Während im Haus Pfäffling in fröhlichem Chor gesungen wurde, sagte der General im Zentralhotel zu seiner Familie: »Der Mann ist ein ehrlicher Deutscher.«

Rudolf Meier sagte zu sich selbst: »Der Pfäffling wird mir morgen meinen Aufsatz machen.«

Und Fräulein Vernagelding sprach an diesem Abend zu ihrer Mama: »Die Marianne ist süß, ich möchte ihr etwas schenken.« Da überlegte Frau Privatiere Vernagelding und entschied: »Das beste sind immer Glacéhandschuhe.«

5. Kapitel Schnee am unrechten Platz.

Der Dezember war schon zur Hälfte vorüber, bis endlich, endlich der erste Schnee fiel.
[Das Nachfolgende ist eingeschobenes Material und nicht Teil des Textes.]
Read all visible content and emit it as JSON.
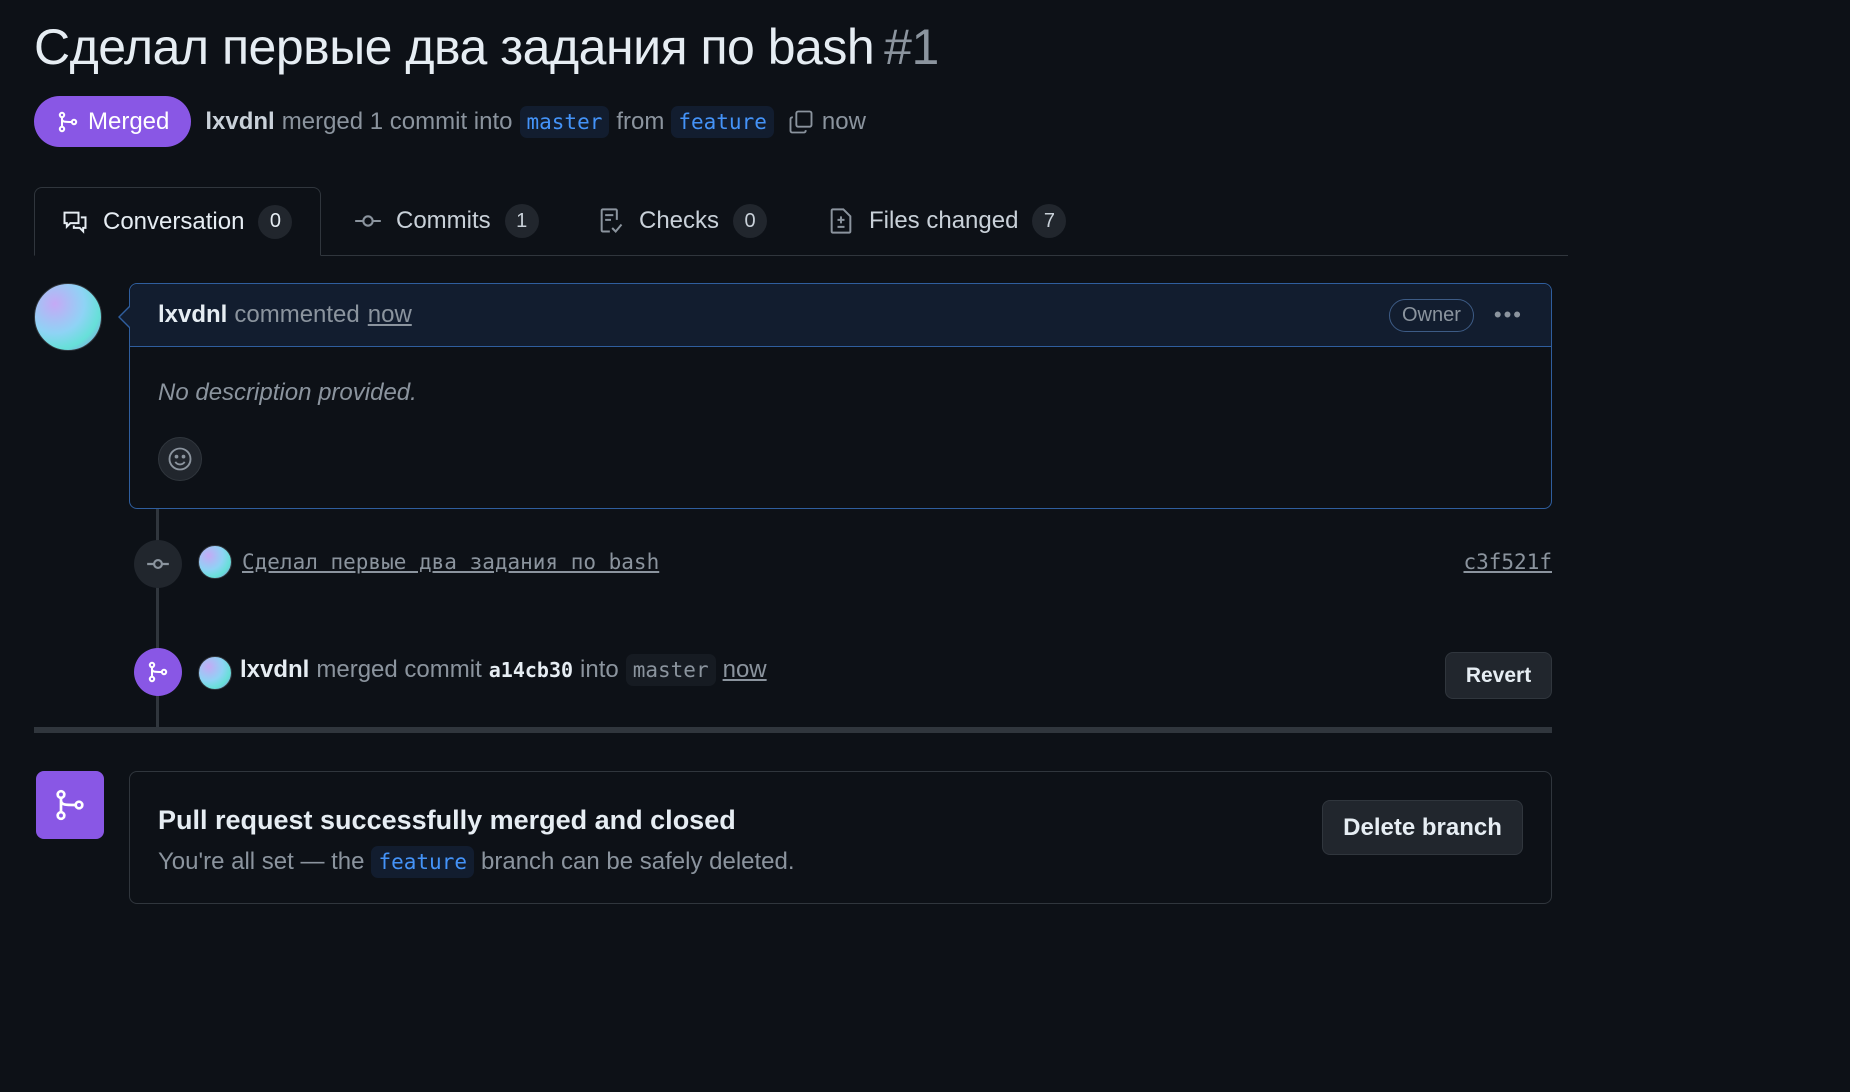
{
  "pr": {
    "title": "Сделал первые два задания по bash",
    "number": "#1",
    "state_label": "Merged",
    "author": "lxvdnl",
    "merge_text": "merged 1 commit into",
    "base_branch": "master",
    "from_text": "from",
    "head_branch": "feature",
    "time": "now"
  },
  "tabs": [
    {
      "label": "Conversation",
      "count": "0",
      "icon": "comment-discussion-icon"
    },
    {
      "label": "Commits",
      "count": "1",
      "icon": "git-commit-icon"
    },
    {
      "label": "Checks",
      "count": "0",
      "icon": "checklist-icon"
    },
    {
      "label": "Files changed",
      "count": "7",
      "icon": "file-diff-icon"
    }
  ],
  "comment": {
    "author": "lxvdnl",
    "action": "commented",
    "time": "now",
    "role": "Owner",
    "body": "No description provided."
  },
  "timeline": {
    "commit_message": "Сделал первые два задания по bash",
    "commit_sha": "c3f521f",
    "merge_author": "lxvdnl",
    "merge_text": "merged commit",
    "merge_sha": "a14cb30",
    "into_text": "into",
    "merge_branch": "master",
    "merge_time": "now",
    "revert_label": "Revert"
  },
  "merged_box": {
    "title": "Pull request successfully merged and closed",
    "desc_before": "You're all set — the",
    "branch": "feature",
    "desc_after": "branch can be safely deleted.",
    "delete_label": "Delete branch"
  },
  "colors": {
    "background": "#0d1117",
    "merged_purple": "#8957e5",
    "link_blue": "#4493f8",
    "border": "#30363d",
    "comment_border": "#2f5e9e"
  }
}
Der richtige Schnee, der in feinen, dichten Flöckchen stundenlang gleichmäßig zur Erde fällt und in einem einzigen Tag das ganze Land überzieht mit seiner weichen, weißen Decke; der alles verhüllt, was vorher braun und hässlich war, der alles rundet und glättet, was rau und eckig aussah. Immer ist sie schön, die Schneelandschaft, aber am allerschönsten doch, wenn das lautlose Fallen des Schnees sich verbindet mit dem geheimnisvollen Reiz der deutschen Weihnacht.

Dezember – Schnee – Tannenbaum – Weihnacht, ihr gehört zusammen bei uns in Deutschland. In manchen Ländern hat man versucht, unsere Feier nachzumachen, und wir wollen ihnen auch die Freude gönnen, aber solch eine Sitte muss aus dem Boden gewachsen sein. Wenn man sie künstlich verpflanzt, wird etwas ganz anderes daraus.
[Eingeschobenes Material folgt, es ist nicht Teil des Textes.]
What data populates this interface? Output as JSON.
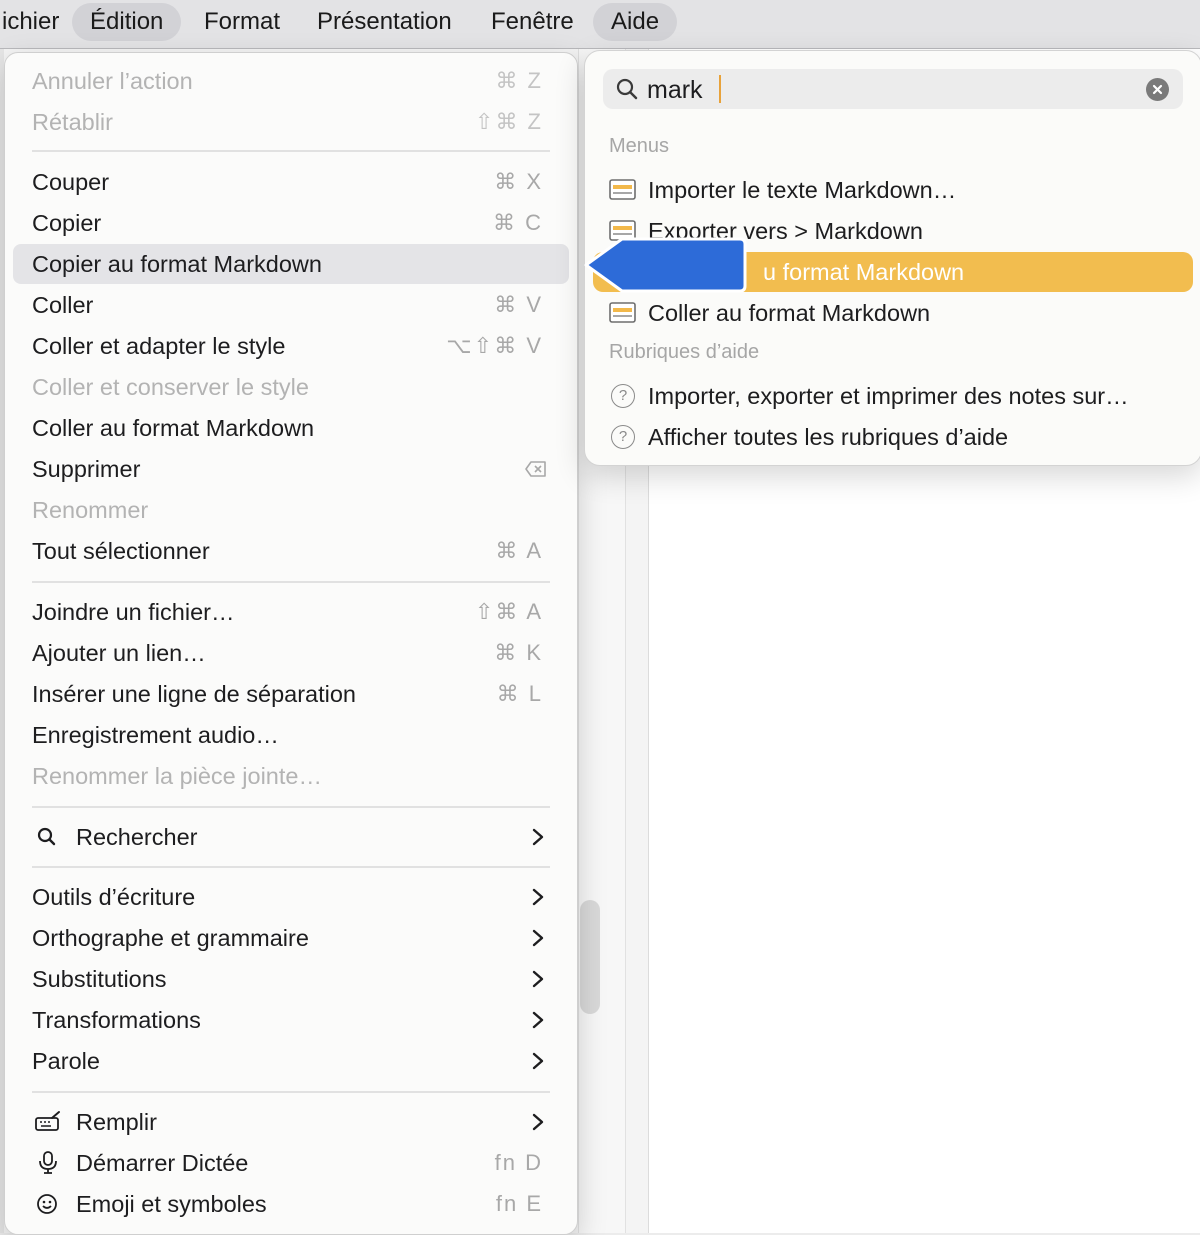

Es wurde einmal eine junge Deutsche in die Fremde verschlagen, um die Weihnachtszeit. »Wir kennen auch den Christbaum,« sagten die fremden Kinder zu ihr, »wir bekommen einen.« Die Deutsche freute sich. Aber wie wurde es? Viele Kinder waren eingeladen worden und fuhren an in hellen Kleidern. Sie versammelten sich, und als der Baum hineingetragen wurde, klatschten sie Beifall wie im Theater. Sie nahmen die kleinen Geschenke herunter, die man für sie hinaufgehängt hatte. Dann wurden die Lichter ausgeblasen, damit kein Ästchen anbrenne und der Diener gerufen, dass er sogleich den Baum, der in einem Kübel voll Erde steckte, zurücktrage zu dem Gärtner, von dem er gemietet war. Keine Stunde war der Christbaum im Haus gewesen, keinen Duft hatte er verbreitet.

»Bei uns bleibt der Christbaum bis nach Neujahr,« sagte die junge Deutsche und sah ihm wehmütig nach. Es wurde ihr entgegnet, das sei doch unpraktisch, er nehme ja so viel Platz weg.
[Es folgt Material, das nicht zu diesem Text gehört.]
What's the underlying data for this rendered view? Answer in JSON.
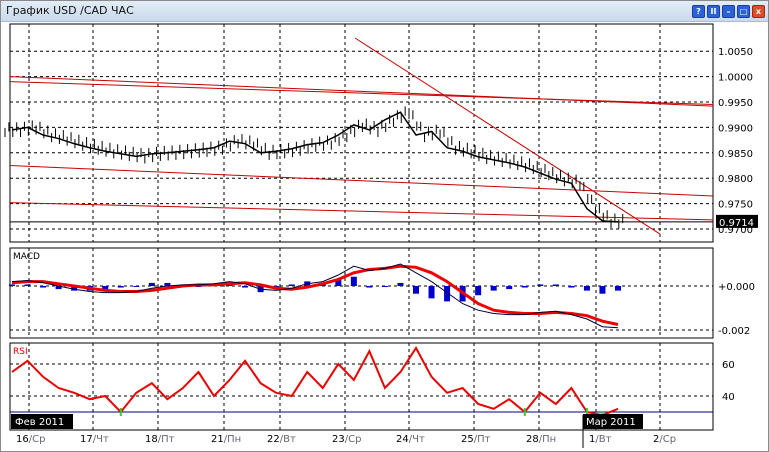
{
  "window": {
    "title": "График USD /CAD  ЧАС",
    "buttons": [
      {
        "name": "help",
        "glyph": "?"
      },
      {
        "name": "pause",
        "glyph": "II"
      },
      {
        "name": "minimize",
        "glyph": "–"
      },
      {
        "name": "restore",
        "glyph": "□"
      },
      {
        "name": "close",
        "glyph": "x"
      }
    ]
  },
  "colors": {
    "price": "#000000",
    "trend": "#cc0000",
    "macd_line": "#000033",
    "signal": "#ee0000",
    "histogram": "#0000cc",
    "rsi": "#ee0000",
    "rsi_level": "#000080",
    "highlight": "#33cc33"
  },
  "chart_data": [
    {
      "type": "line",
      "name": "price",
      "title": "USD/CAD H1",
      "yticks": [
        "1.0050",
        "1.0000",
        "0.9950",
        "0.9900",
        "0.9850",
        "0.9800",
        "0.9750",
        "0.9700"
      ],
      "ylim": [
        0.9685,
        1.0095
      ],
      "current_price": "0.9714",
      "closes": [
        0.9895,
        0.99,
        0.9885,
        0.9878,
        0.9868,
        0.986,
        0.9853,
        0.9848,
        0.9843,
        0.9848,
        0.985,
        0.9853,
        0.9856,
        0.986,
        0.9873,
        0.9868,
        0.985,
        0.9853,
        0.9858,
        0.9866,
        0.987,
        0.9885,
        0.9905,
        0.9895,
        0.9915,
        0.993,
        0.9885,
        0.9892,
        0.986,
        0.9853,
        0.9842,
        0.9836,
        0.983,
        0.9822,
        0.981,
        0.9798,
        0.979,
        0.974,
        0.9716,
        0.9714
      ],
      "trendlines": [
        {
          "from": 1.0,
          "to": 0.9942
        },
        {
          "from": 0.999,
          "to": 0.9945
        },
        {
          "from": 0.9825,
          "to": 0.9765
        },
        {
          "from": 0.9752,
          "to": 0.9718
        }
      ],
      "diagonal": {
        "from": 1.0076,
        "to": 0.969
      }
    },
    {
      "type": "line",
      "name": "MACD",
      "label": "MACD",
      "yticks": [
        "+0.000",
        "-0.002"
      ],
      "unit": 0.001,
      "macd": [
        0.2,
        0.25,
        0.15,
        0.0,
        -0.15,
        -0.25,
        -0.3,
        -0.3,
        -0.25,
        -0.1,
        0.0,
        0.05,
        0.05,
        0.1,
        0.2,
        0.1,
        -0.15,
        -0.2,
        -0.1,
        0.1,
        0.2,
        0.5,
        0.9,
        0.7,
        0.8,
        1.0,
        0.6,
        0.2,
        -0.3,
        -0.8,
        -1.1,
        -1.25,
        -1.3,
        -1.3,
        -1.2,
        -1.15,
        -1.3,
        -1.5,
        -1.85,
        -1.9
      ],
      "signal": [
        0.15,
        0.2,
        0.2,
        0.1,
        0.0,
        -0.1,
        -0.2,
        -0.25,
        -0.25,
        -0.2,
        -0.1,
        0.0,
        0.05,
        0.05,
        0.1,
        0.15,
        0.05,
        -0.1,
        -0.15,
        -0.05,
        0.1,
        0.3,
        0.6,
        0.75,
        0.8,
        0.9,
        0.85,
        0.6,
        0.2,
        -0.3,
        -0.8,
        -1.1,
        -1.2,
        -1.25,
        -1.25,
        -1.2,
        -1.25,
        -1.35,
        -1.6,
        -1.75
      ]
    },
    {
      "type": "line",
      "name": "RSI",
      "label": "RSI",
      "yticks": [
        "60",
        "40"
      ],
      "level": 30,
      "values": [
        55,
        62,
        52,
        45,
        42,
        38,
        40,
        30,
        42,
        48,
        38,
        45,
        55,
        40,
        50,
        62,
        48,
        42,
        40,
        55,
        45,
        60,
        50,
        68,
        45,
        55,
        70,
        52,
        42,
        45,
        35,
        32,
        38,
        30,
        42,
        35,
        45,
        30,
        28,
        32
      ]
    }
  ],
  "xaxis": {
    "ticks": [
      {
        "day": "16",
        "wd": "Ср"
      },
      {
        "day": "17",
        "wd": "Чт"
      },
      {
        "day": "18",
        "wd": "Пт"
      },
      {
        "day": "21",
        "wd": "Пн"
      },
      {
        "day": "22",
        "wd": "Вт"
      },
      {
        "day": "23",
        "wd": "Ср"
      },
      {
        "day": "24",
        "wd": "Чт"
      },
      {
        "day": "25",
        "wd": "Пт"
      },
      {
        "day": "28",
        "wd": "Пн"
      },
      {
        "day": "1",
        "wd": "Вт"
      },
      {
        "day": "2",
        "wd": "Ср"
      }
    ],
    "month_labels": [
      "Фев 2011",
      "Мар 2011"
    ]
  }
}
Ja, das tut er allerdings, aber welche deutsche Familie gönnt dem Christbaum nicht den Platz?

Im Dunkel des frühen Dezembermorgens waren die jungen Pfäfflinge durch den frischgefallenen Schnee in ihre Schulen gegangen und mit dickbeschneiten Mänteln und Mützen angekommen. Im Schulhof flogen die Schneeballen hin und her, und bis zu der großen Pause um 10 Uhr waren die zahllosen Spuren der Kinderfüße schon wieder von frischem Schnee bedeckt und die größten Schneeballenschlachten konnten ausgeführt werden.

Daheim hatte Elschen sich einen Stuhl ans Fenster gerückt, kniete da und sah vom Eckzimmer aus hinunter nach den Brettern und Balken, die wie ein großer weißer Wall vor dem Kasernenzaun aufgetürmt lagen. Und von diesem Zaun hatte jeder Stecken sein Käppchen, jeder Pfosten seine hohe Mütze auf.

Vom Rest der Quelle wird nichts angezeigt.